Deploy CMS worker	New CMS bundle fails to deploy; old bundle still serves traffic.	Investigate; if MCP already deployed and is back-incompatible with the old CMS, roll MCP back via `wrangler rollback` (see Deployment).
Smoke check	Deploy went out but `/api/health` failed or returned the wrong version.	The new bundle is live and bad. Roll back via `wrangler rollback`. The version bump commit was not pushed, so re-running picks up cleanly after a fix.

Versioning policy

Patch (X.Y.Z+1) — default for everything that isn’t a feature or a breaking change. Hotfixes, doc-only changes, refactors, internal cleanups.
Minor (X.Y+1.0) — new feature you want users to notice, or any change that adds tables / columns / API endpoints (additive only).
Major (X+1.0.0) — coordinate-with-storefront changes: API contract breaks, removed columns, removed routes, auth-flow changes.

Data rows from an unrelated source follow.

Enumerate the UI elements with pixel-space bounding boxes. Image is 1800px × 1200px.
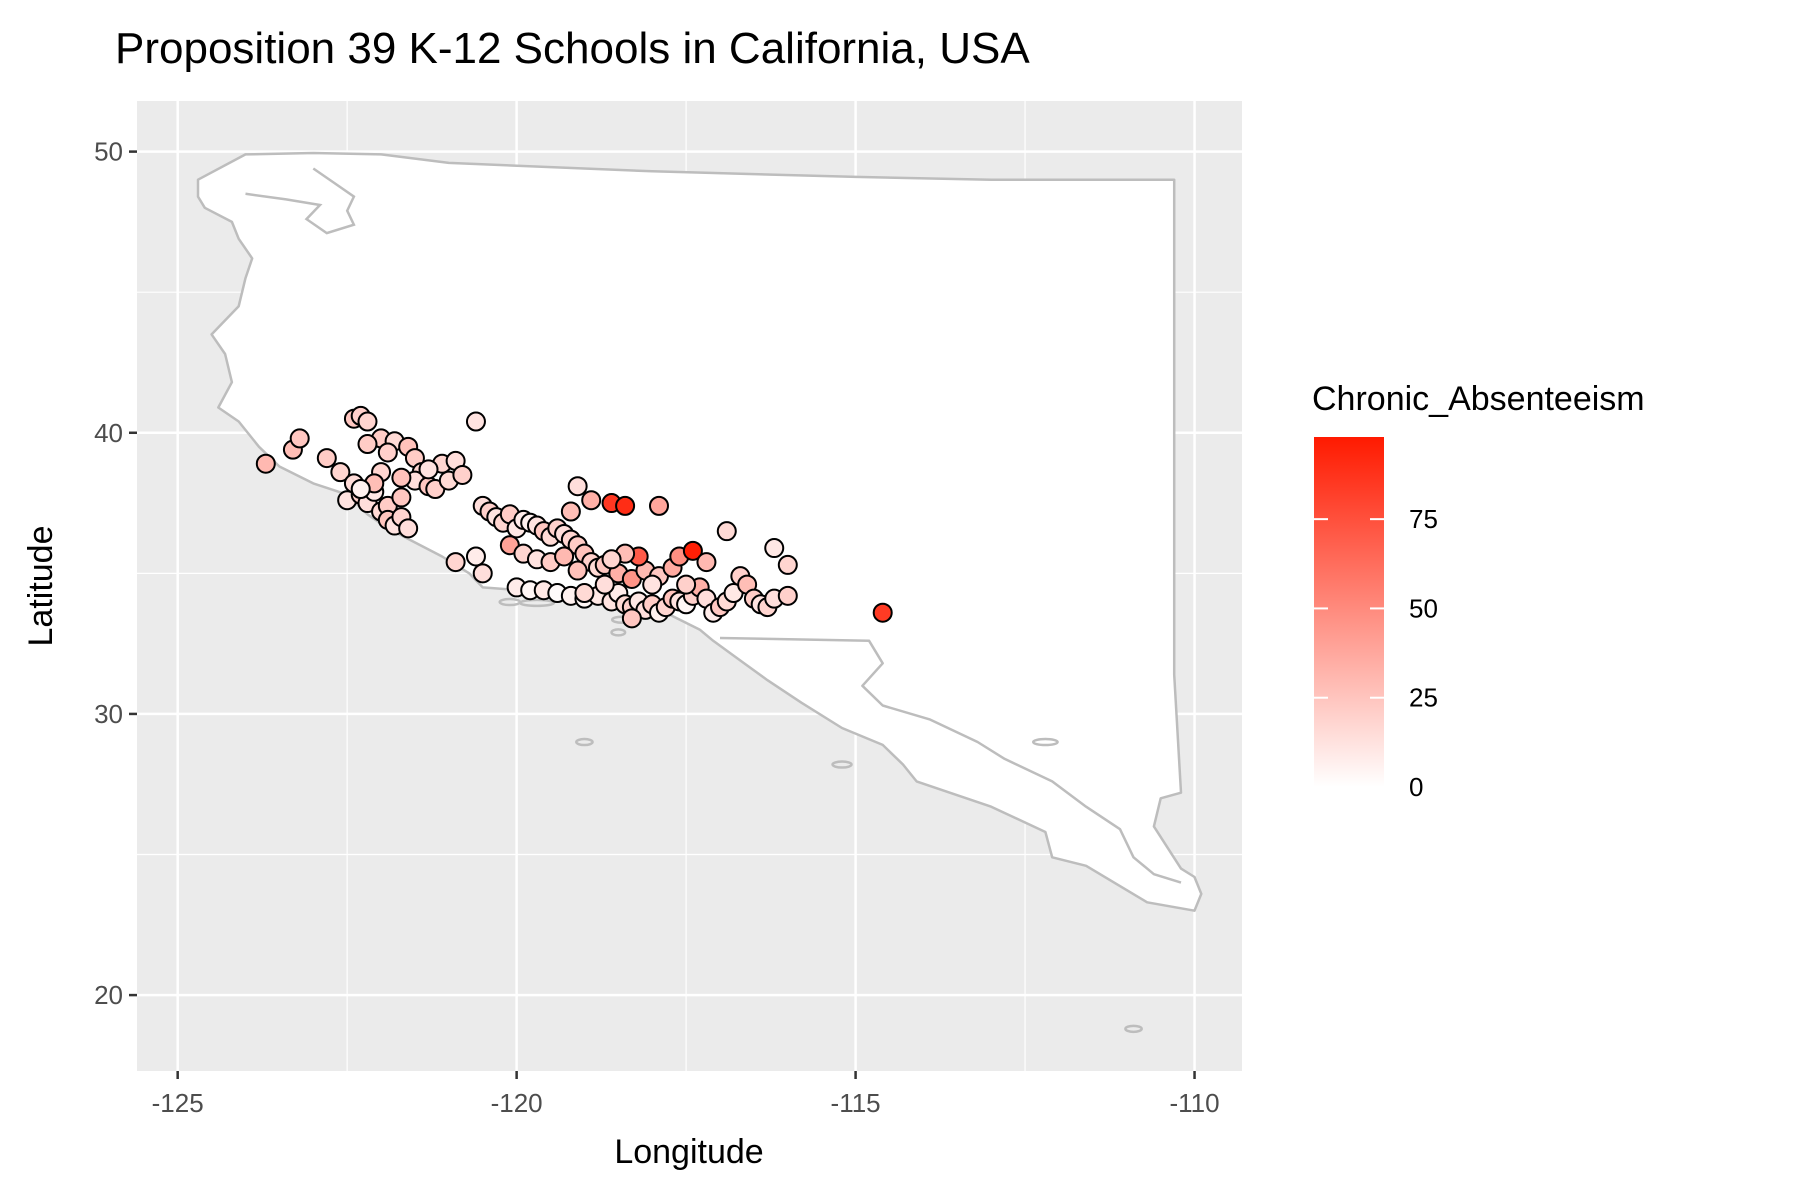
school-point	[445, 552, 466, 573]
school-point	[398, 518, 419, 539]
school-point	[777, 554, 798, 575]
x-axis: -125 -120 -115 -110	[152, 1071, 1220, 1118]
school-point	[581, 490, 602, 511]
school-point	[472, 563, 493, 584]
school-point	[764, 538, 785, 559]
island-outline	[1124, 1024, 1143, 1034]
x-axis-title: Longitude	[614, 1133, 763, 1171]
island-outline	[831, 760, 853, 769]
x-tick-label: -110	[1169, 1088, 1219, 1118]
y-tick-label: 30	[94, 699, 123, 729]
puget-sound-outline	[245, 167, 356, 235]
x-tick-label: -115	[831, 1088, 881, 1118]
us-west-states-outline	[196, 151, 1203, 912]
legend-tick-label: 50	[1409, 593, 1438, 623]
legend-tick-label: 25	[1409, 683, 1438, 713]
legend-color-bar	[1314, 437, 1384, 787]
color-legend: Chronic_Absenteeism 0 25 50 75	[1312, 380, 1645, 802]
school-point	[615, 495, 636, 516]
baja-coast-outline	[719, 636, 1182, 884]
legend-tick-label: 0	[1409, 772, 1423, 802]
school-point	[330, 462, 351, 483]
school-point	[574, 583, 595, 604]
school-point	[465, 411, 486, 432]
island-outline	[610, 628, 627, 637]
school-point	[560, 501, 581, 522]
school-point	[716, 521, 737, 542]
school-point	[777, 585, 798, 606]
school-point	[452, 464, 473, 485]
chart-title: Proposition 39 K-12 Schools in Californi…	[115, 24, 1030, 73]
y-axis-title: Latitude	[22, 526, 60, 647]
school-point	[350, 479, 371, 499]
school-point	[418, 459, 439, 480]
legend-tick-label: 75	[1409, 504, 1438, 534]
school-point	[377, 442, 398, 463]
school-points	[255, 405, 893, 629]
school-point	[676, 574, 697, 595]
y-tick-label: 50	[94, 137, 123, 167]
school-point	[682, 540, 703, 561]
school-point	[255, 453, 276, 474]
school-point	[316, 448, 337, 469]
y-axis: 20 30 40 50	[94, 137, 137, 1010]
x-tick-label: -125	[152, 1088, 204, 1118]
legend-ticks: 0 25 50 75	[1314, 504, 1438, 802]
x-tick-label: -120	[491, 1088, 543, 1118]
island-outline	[575, 737, 594, 747]
y-tick-label: 20	[94, 980, 123, 1010]
school-point	[289, 428, 310, 449]
y-tick-label: 40	[94, 418, 123, 448]
school-point	[567, 560, 588, 581]
school-point	[465, 546, 486, 567]
school-point	[648, 495, 669, 516]
school-point	[594, 574, 615, 595]
legend-title: Chronic_Absenteeism	[1312, 380, 1645, 418]
school-point	[601, 549, 622, 570]
school-point	[567, 476, 588, 497]
school-point	[357, 411, 378, 432]
island-outline	[498, 597, 522, 607]
school-point	[642, 574, 663, 595]
school-point	[696, 552, 717, 573]
school-point	[391, 467, 412, 488]
school-point	[621, 608, 642, 629]
school-point	[357, 434, 378, 455]
school-point	[554, 546, 575, 567]
island-outline	[1031, 737, 1059, 747]
school-point	[391, 487, 412, 508]
school-point	[872, 602, 893, 623]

The version is always the version of apps/cms (the dashboard worker). @alokai/cms-api and @alokai/cms-cli have their own publish workflows (publish-api.yml, publish-cli.yml) — those are independent.

Hotfix flow

If prod breaks and a fix needs to ship before the staging cadence:

Branch from the last released tag (cms-vX.Y.Z), not main.
Apply the minimum fix.
Open a PR straight to main and merge once green.
Trigger Deploy to Production with version_bump=patch.

This skips the “soak in staging” step deliberately. Reserve it for actual incidents. After the hotfix lands, the next normal main push will re-roll staging onto the new tip, picking up the hotfix in the staging deploy too.